Oral Presentation 9th Australian Stream Management Conference 2018

Werribee River Ecohydraulics (#26)

Parvin Zavarei 1
  1. Water Technology, Notting Hill, VICTORIA, Australia

Agriculture is the dominant land use in the Werribee River catchment. Flow regime of the river has been dramatically altered to provide water for drinking and irrigation in this area, resulting in a significant depletion of flows in the lower reaches of the river in recent years. As a result of depleted flows and high levels of nutrients, this area is affected by large-scale accumulation of floating weeds and blue-green algal blooms. 

Due to high nutrient levels, it is unrealistic to reduce weeds and algal blooms through water quality management. Therefore, the best approach is to prevent their build up by supplying a large enough flow. This study assessed the performance of a set of environmental flow releases as the mitigation measure for this ongoing issue.

A 3D hydrodynamic (HD) and advection-dispersion (AD) model of the lower Werribee river, was developed using MIKE by DHI 3D FM model. Hydraulic control points along the river were identified during a field survey. A series of ADCP velocity profiles were collected across the river by Water Technology during 2 environmental flow release events. Modelled velocities were successfully calibrated and verified against the velocity measurements.

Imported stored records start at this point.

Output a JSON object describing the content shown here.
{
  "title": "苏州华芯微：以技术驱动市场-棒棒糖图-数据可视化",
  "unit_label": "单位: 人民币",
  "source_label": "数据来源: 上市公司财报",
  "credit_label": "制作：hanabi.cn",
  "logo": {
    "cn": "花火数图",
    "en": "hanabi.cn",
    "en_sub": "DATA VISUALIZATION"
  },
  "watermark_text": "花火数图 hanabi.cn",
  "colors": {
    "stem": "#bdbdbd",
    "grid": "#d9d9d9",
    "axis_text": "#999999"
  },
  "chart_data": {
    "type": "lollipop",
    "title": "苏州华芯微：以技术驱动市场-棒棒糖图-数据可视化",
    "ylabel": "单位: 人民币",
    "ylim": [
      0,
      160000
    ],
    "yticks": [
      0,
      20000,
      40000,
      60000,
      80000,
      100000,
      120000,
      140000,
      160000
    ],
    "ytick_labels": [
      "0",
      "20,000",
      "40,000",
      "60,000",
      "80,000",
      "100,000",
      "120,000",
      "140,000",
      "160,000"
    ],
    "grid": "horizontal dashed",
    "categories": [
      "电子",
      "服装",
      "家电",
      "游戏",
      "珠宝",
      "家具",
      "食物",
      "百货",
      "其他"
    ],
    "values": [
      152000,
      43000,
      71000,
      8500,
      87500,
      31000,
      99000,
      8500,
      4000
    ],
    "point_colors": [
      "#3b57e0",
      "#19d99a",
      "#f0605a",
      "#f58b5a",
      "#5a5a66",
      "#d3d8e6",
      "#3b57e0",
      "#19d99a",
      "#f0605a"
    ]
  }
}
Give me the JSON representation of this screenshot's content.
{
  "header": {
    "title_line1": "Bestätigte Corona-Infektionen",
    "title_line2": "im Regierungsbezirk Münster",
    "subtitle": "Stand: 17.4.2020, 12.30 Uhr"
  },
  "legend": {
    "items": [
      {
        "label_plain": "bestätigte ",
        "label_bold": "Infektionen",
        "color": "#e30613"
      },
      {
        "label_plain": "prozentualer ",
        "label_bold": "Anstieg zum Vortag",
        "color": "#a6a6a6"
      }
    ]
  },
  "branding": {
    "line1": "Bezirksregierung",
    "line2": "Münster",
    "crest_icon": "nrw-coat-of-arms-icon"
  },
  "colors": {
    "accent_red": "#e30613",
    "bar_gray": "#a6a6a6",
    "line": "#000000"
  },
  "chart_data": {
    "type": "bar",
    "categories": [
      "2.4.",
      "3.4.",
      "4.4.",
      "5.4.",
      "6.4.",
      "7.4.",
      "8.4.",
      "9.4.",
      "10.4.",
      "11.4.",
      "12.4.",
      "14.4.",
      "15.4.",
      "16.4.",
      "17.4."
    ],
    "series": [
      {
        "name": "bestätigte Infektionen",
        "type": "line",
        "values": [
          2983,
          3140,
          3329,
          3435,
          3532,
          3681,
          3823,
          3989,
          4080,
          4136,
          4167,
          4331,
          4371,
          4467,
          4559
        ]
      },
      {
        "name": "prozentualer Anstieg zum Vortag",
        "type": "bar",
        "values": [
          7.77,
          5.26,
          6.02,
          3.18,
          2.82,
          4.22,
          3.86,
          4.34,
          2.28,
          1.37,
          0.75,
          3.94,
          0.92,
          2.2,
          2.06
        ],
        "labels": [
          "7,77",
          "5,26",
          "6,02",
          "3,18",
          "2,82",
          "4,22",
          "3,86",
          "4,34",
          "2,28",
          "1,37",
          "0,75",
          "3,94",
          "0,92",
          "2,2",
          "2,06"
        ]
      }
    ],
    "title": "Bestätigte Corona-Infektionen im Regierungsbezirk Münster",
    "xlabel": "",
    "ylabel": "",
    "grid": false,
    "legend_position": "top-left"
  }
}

The AD model assessed the performance of the flow release for residence time improvement and the prevention of accumulation of blue-green algae blooms.

It was concluded that lower environmental flow releases in the range of 6 to 80 ML/d are not sufficient to achieve satisfactory flushing of the lower Werribee River.  An environmental flow of 100-200 ML/d performed best to mitigate algal bloom accumulation.